Most of the cost of verification is in computing sB – cA. The two scalars s and c have the size of n. If using classic double-and-add algorithms, then the doublings between sB and cA can be mutualized (this is colloquially known as “Shamir’s trick” but it was invented by Straus). If n has size k bits, then this requires k doublings, and some extra additions; with window-based optimizations, the number of extra additions can be reduced, to the point that the doublings will constitute 60% or more of the total cost.
In 2005, Antipa et al described a generic method to halve the number of doublings, thereby speeding up verification. The core remark is that verifying that sB – cA = R is equivalent to verifying that d(sB – cA – R) = 0 for any non-zero scalar d, and we can rewrite that equation as:
e0B + e1(2k/2)B – (dc mod n)A – dR = 0
where e0 + 2k/2e1 = ds mod n. Notice that e0 and e1 have size k/2 bits (half the size of n), and elements B and 2k/2B are fixed and thus can be precomputed. If we can find a convenient non-zero value d such that both d and dc mod n are small (about half the size of n), then we end up with computing a linear combination of four points (instead of two), but with half-size multipliers. Straus’s algorithm again applies.
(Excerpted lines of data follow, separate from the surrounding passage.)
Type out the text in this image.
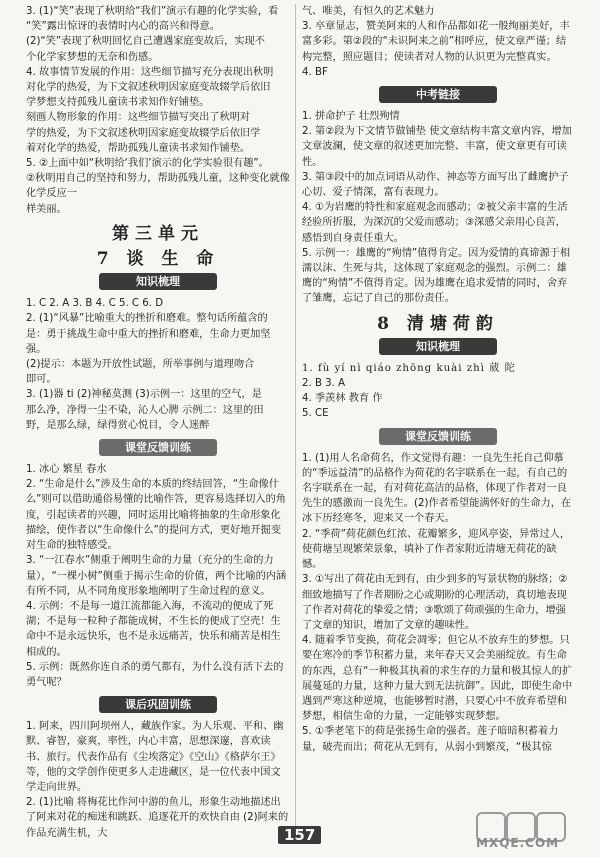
3. (1)“笑”表现了秋明给“我们”演示有趣的化学实验，看
“笑”露出惊讶的表情时内心的高兴和得意。
(2)“笑”表现了秋明回忆自己遭遇家庭变故后，实现不
个化学家梦想的无奈和伤感。
4. 故事情节发展的作用：这些细节描写充分表现出秋明
对化学的热爱，为下文叙述秋明因家庭变故辍学后依旧
学梦想支持孤残儿童读书求知作好铺垫。
刻画人物形象的作用：这些细节描写突出了秋明对
学的热爱，为下文叙述秋明因家庭变故辍学后依旧学
着对化学的热爱，帮助孤残儿童读书求知作铺垫。
5. ②上面中如“秋明给‘我们’演示的化学实验很有趣”。
②秋明用自己的坚持和努力，帮助孤残儿童，这种变化就像化学反应一
样美丽。
第三单元
7 谈 生 命
知识梳理
1. C 2. A 3. B 4. C 5. C 6. D
2. (1)“风暴”比喻重大的挫折和磨难。整句话所蕴含的
是：勇于挑战生命中重大的挫折和磨难，生命力更加坚强。
(2)提示：本题为开放性试题，所举事例与道理吻合
即可。
3. (1)器 ti (2)神秘莫测 (3)示例一：这里的空气，是
那么净，净得一尘不染，沁人心脾 示例二：这里的田
野，是那么绿，绿得赏心悦目，令人迷醉
课堂反馈训练
1. 冰心 繁星 春水
2. “生命是什么”涉及生命的本质的终结回答，“生命像什么”则可以借助通俗易懂的比喻作答，更容易选择切入的角度，引起读者的兴趣，同时运用比喻将抽象的生命形象化描绘，使作者以“生命像什么”的提问方式，更好地开掘变对生命的独特感受。
3. “一江春水”侧重于阐明生命的力量（充分的生命的力量），“一棵小树”侧重于揭示生命的价值，两个比喻的内涵有所不同，从不同角度形象地阐明了生命过程的意义。
4. 示例：不是每一道江流都能入海，不流动的便成了死湖；不是每一粒种子都能成树，不生长的便成了空壳！生命中不是永远快乐，也不是永远痛苦，快乐和痛苦是相生相成的。
5. 示例：既然你连自杀的勇气都有，为什么没有活下去的勇气呢？
课后巩固训练
1. 阿来，四川阿坝州人，藏族作家。为人乐观、平和、幽默、睿智，豪爽，率性，内心丰富，思想深邃，喜欢读书、旅行。代表作品有《尘埃落定》《空山》《格萨尔王》等，他的文学创作使更多人走进藏区，是一位代表中国文学走向世界。
2. (1)比喻 将梅花比作河中游的鱼儿，形象生动地描述出了阿来对花的痴迷和跳跃、追逐花开的欢快自由 (2)阿来的作品充满生机，大
气、唯美，有恒久的艺术魅力
3. 卒章显志，赞美阿来的人和作品都如花一般绚丽美好，丰富多彩。第②段的“未识阿来之前”相呼应，使文章严谨；结构完整，照应题目；使读者对人物的认识更为完整真实。
4. BF
中考链接
1. 拼命护子 壮烈殉情
2. 第②段为下文情节做铺垫 使文章结构丰富文章内容，增加文章波澜，使文章的叙述更加完整、丰富，使文章更有可读性。
3. 第③段中的加点词语从动作、神态等方面写出了雌鹰护子心切、爱子情深，富有表现力。
4. ①为岩鹰的特性和家庭观念而感动；②被父亲丰富的生活经验所折服，为深沉的父爱而感动；③深感父亲用心良苦，感悟到自身责任重大。
5. 示例一：雄鹰的“殉情”值得肯定。因为爱情的真谛源于相濡以沫、生死与共，这体现了家庭观念的强烈。示例二：雄鹰的“殉情”不值得肯定。因为雄鹰在追求爱情的同时，舍弃了雏鹰，忘记了自己的那份责任。
8 清塘荷韵
知识梳理
1. fù yí nì qiáo zhōng kuài zhì 葳 陀
2. B 3. A
4. 季羡林 教育 作
5. CE
课堂反馈训练
1. (1)用人名命荷名，作文觉得有趣：一良先生托自己仰慕的“季远益清”的品格作为荷花的名字联系在一起，有自己的名字联系在一起，有对荷花高洁的品格，体现了作者对一良先生的感激而一良先生。(2)作者希望能满怀好的生命力，在冰下历经寒冬，迎来又一个春天。
2. “季荷”荷花颜色红浓、花瓣繁多，迎风亭姿，异常过人，使荷塘呈现繁荣景象，填补了作者家附近清塘无荷花的缺憾。
3. ①写出了荷花由无到有，由少到多的写景状物的脉络；②细致地描写了作者期盼之心或期盼的心理活动，真切地表现了作者对荷花的挚爱之情；③歌颂了荷顽强的生命力，增强了文章的知识，增加了文章的趣味性。
4. 随着季节变换，荷花会凋零；但它从不放弃生的梦想。只要在寒冷的季节积蓄力量，来年春天又会美丽绽放。有生命的东西，总有“一种极其执着的求生存的力量和极其惊人的扩展蔓延的力量，这种力量大到无法抗御”。因此，即使生命中遇到严寒这种逆境，也能够暂时潜，只要心中不放弃希望和梦想，相信生命的力量，一定能够实现梦想。
5. ①季老笔下的荷是张扬生命的强者。莲子暗暗积蓄着力量，破壳而出；荷花从无到有，从弱小到繁茂，“极其惊
157	MXQE.COM
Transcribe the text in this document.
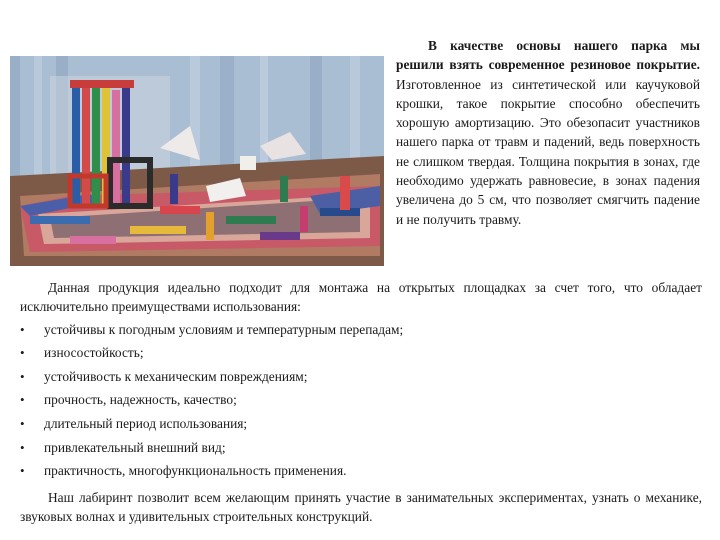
В качестве основы нашего парка мы решили взять современное резиновое покрытие. Изготовленное из синтетической или каучуковой крошки, такое покрытие способно обеспечить хорошую амортизацию. Это обезопасит участников нашего парка от травм и падений, ведь поверхность не слишком твердая. Толщина покрытия в зонах, где необходимо удержать равновесие, в зонах падения увеличена до 5 см, что позволяет смягчить падение и не получить травму.

Данная продукция идеально подходит для монтажа на открытых площадках за счет того, что обладает исключительно преимуществами использования:

• устойчивы к погодным условиям и температурным перепадам;
• износостойкость;
• устойчивость к механическим повреждениям;
• прочность, надежность, качество;
• длительный период использования;
• привлекательный внешний вид;
• практичность, многофункциональность применения.

Наш лабиринт позволит всем желающим принять участие в занимательных экспериментах, узнать о механике, звуковых волнах и удивительных строительных конструкций.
Compared with the previous case, we have the same number of extra additions, but the number of doublings is halved. We can thus hope to save 30% or more of the computation cost (but finding a proper value d may have some overhead).
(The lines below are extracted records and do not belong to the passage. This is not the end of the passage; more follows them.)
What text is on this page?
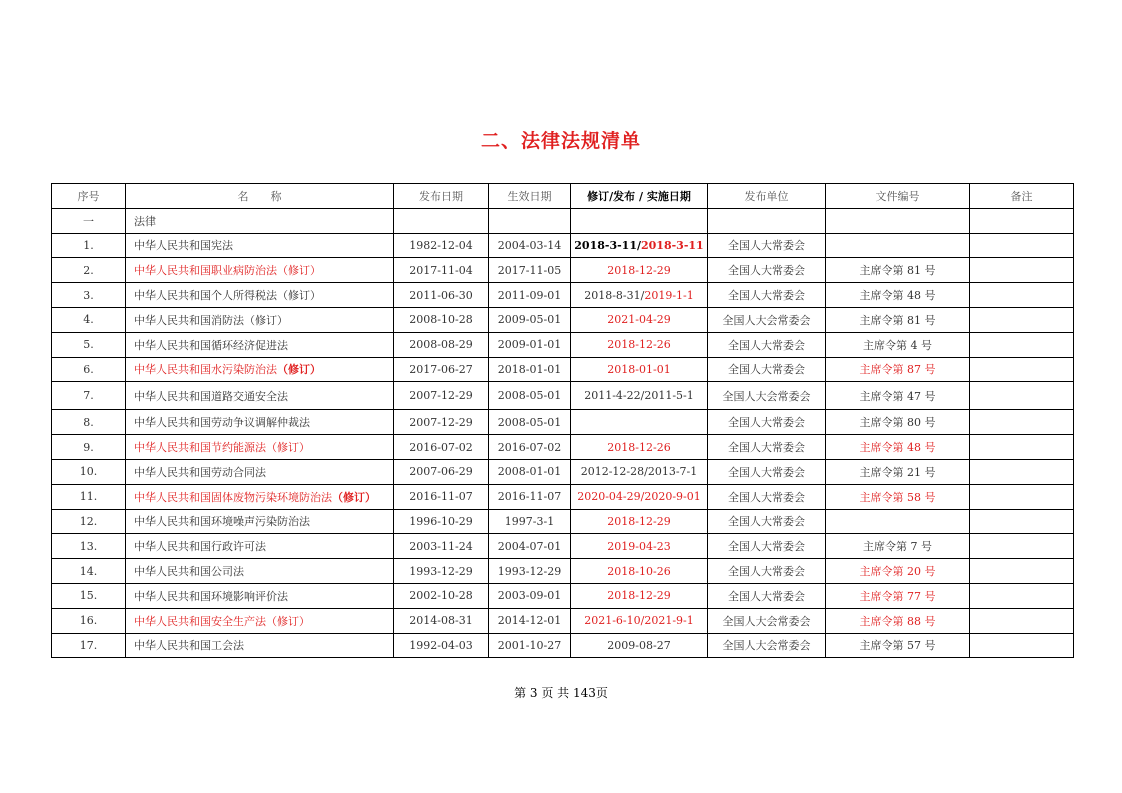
二、法律法规清单
序号	名　　称	发布日期	生效日期	修订/发布 / 实施日期	发布单位	文件编号	备注
一	法律						
1.	中华人民共和国宪法	1982-12-04	2004-03-14	2018-3-11/2018-3-11	全国人大常委会		
2.	中华人民共和国职业病防治法（修订）	2017-11-04	2017-11-05	2018-12-29	全国人大常委会	主席令第 81 号	
3.	中华人民共和国个人所得税法（修订）	2011-06-30	2011-09-01	2018-8-31/2019-1-1	全国人大常委会	主席令第 48 号	
4.	中华人民共和国消防法（修订）	2008-10-28	2009-05-01	2021-04-29	全国人大会常委会	主席令第 81 号	
5.	中华人民共和国循环经济促进法	2008-08-29	2009-01-01	2018-12-26	全国人大常委会	主席令第 4 号	
6.	中华人民共和国水污染防治法（修订）	2017-06-27	2018-01-01	2018-01-01	全国人大常委会	主席令第 87 号	
7.	中华人民共和国道路交通安全法	2007-12-29	2008-05-01	2011-4-22/2011-5-1	全国人大会常委会	主席令第 47 号	
8.	中华人民共和国劳动争议调解仲裁法	2007-12-29	2008-05-01		全国人大常委会	主席令第 80 号	
9.	中华人民共和国节约能源法（修订）	2016-07-02	2016-07-02	2018-12-26	全国人大常委会	主席令第 48 号	
10.	中华人民共和国劳动合同法	2007-06-29	2008-01-01	2012-12-28/2013-7-1	全国人大常委会	主席令第 21 号	
11.	中华人民共和国固体废物污染环境防治法（修订）	2016-11-07	2016-11-07	2020-04-29/2020-9-01	全国人大常委会	主席令第 58 号	
12.	中华人民共和国环境噪声污染防治法	1996-10-29	1997-3-1	2018-12-29	全国人大常委会		
13.	中华人民共和国行政许可法	2003-11-24	2004-07-01	2019-04-23	全国人大常委会	主席令第 7 号	
14.	中华人民共和国公司法	1993-12-29	1993-12-29	2018-10-26	全国人大常委会	主席令第 20 号	
15.	中华人民共和国环境影响评价法	2002-10-28	2003-09-01	2018-12-29	全国人大常委会	主席令第 77 号	
16.	中华人民共和国安全生产法（修订）	2014-08-31	2014-12-01	2021-6-10/2021-9-1	全国人大会常委会	主席令第 88 号	
17.	中华人民共和国工会法	1992-04-03	2001-10-27	2009-08-27	全国人大会常委会	主席令第 57 号	
第 3 页 共 143页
Finding the right d can be interpreted as a lattice basis reduction in dimension 2. This can be heuristically approximated with a variant of the extended Euclidean greatest common divisor algorithm (stopping at mid-course, as it were). A general solution can be obtained with the venerable algorithm due to Joseph-Louis Lagrange, back in 1773. However, implementation involves dabbling with big integer multiplication and division (not modular integers, but plain integers) and is complex and, in practice, somewhat expensive. This leads to that method being explicitly rejected as not being worth the effort (e.g. in the original Ed25519 article, on page 14).
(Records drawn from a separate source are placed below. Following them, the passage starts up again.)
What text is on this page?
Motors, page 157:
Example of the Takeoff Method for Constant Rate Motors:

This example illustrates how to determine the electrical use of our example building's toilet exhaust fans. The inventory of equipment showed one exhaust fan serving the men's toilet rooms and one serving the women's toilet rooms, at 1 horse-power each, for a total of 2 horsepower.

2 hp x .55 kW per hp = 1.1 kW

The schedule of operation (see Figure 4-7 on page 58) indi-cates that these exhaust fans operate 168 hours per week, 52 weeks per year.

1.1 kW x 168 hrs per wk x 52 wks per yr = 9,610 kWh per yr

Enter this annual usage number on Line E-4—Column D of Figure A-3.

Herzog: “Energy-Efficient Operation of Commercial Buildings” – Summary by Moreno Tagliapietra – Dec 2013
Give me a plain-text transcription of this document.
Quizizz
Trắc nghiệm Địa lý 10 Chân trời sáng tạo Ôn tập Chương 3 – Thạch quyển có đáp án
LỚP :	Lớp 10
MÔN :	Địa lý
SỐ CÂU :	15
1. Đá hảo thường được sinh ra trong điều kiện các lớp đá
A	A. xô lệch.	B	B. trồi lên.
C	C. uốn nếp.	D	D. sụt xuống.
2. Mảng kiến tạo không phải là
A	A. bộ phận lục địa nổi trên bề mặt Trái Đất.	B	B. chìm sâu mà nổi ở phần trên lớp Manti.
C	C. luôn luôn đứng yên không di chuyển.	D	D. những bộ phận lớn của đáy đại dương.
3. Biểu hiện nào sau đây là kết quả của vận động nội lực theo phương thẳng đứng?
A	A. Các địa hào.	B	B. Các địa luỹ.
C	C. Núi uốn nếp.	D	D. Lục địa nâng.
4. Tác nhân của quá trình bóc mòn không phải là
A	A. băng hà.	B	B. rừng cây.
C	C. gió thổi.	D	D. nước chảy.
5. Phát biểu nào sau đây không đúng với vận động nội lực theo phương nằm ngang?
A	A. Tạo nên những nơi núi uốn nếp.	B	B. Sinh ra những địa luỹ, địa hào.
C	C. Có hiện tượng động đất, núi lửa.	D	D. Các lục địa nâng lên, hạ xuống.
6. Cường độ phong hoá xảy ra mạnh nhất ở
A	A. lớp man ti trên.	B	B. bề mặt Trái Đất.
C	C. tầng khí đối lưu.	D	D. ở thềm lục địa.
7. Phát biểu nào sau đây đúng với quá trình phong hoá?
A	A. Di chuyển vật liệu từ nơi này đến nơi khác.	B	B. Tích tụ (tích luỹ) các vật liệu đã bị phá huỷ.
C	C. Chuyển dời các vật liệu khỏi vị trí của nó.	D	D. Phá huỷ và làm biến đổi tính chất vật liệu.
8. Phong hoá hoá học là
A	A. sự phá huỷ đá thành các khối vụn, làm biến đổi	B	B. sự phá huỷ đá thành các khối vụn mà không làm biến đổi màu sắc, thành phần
I found an improvement which allows implementing a binary variant of Lagrange’s algorithm with only additions, subtractions and left-shifts. The variant is proven to always find a suitable solution in quadratic time in the size of the group order (i.e. O(k2), with n being a k-bit integer), and, more importantly, it can be sufficiently fast to make Antipa et al‘s method worthwhile even for fast curves. Finding d is done in about 106300 cycles on an ARM Cortex M0+, down to an average of 15250 cycles on a recent x86 (Coffee Lake). In total, taking into account the cost of finding d, about 30% of the signature verification cost is removed. The new lattice basis reduction algorithm is fast enough that it should yield a non-negligible speed improvement for signature verification even for the very fast curve Edwards25519 (this is, as yet, not implemented, but theoretically one may expect saving about 25000 cycles from a verification routine that uses 110000 cycles).
Conclusion
After 35 years of cryptographic research on elliptic curves, we still have not found an undisputed optimal solution. In the Internet/Web ecosystem, there is an ongoing alignment on Edwards25519, which has very good performance, especially on “large” systems (desktop computers, smartphones…), but possibly less so on low-end IoT; there is still room for improvements for some expensive operations such as signature verification. Moreover, the non-prime order of Edwards curves implies some extra protocol complexity in some cases. Curve9767 represents an alternate path which is worth exploring.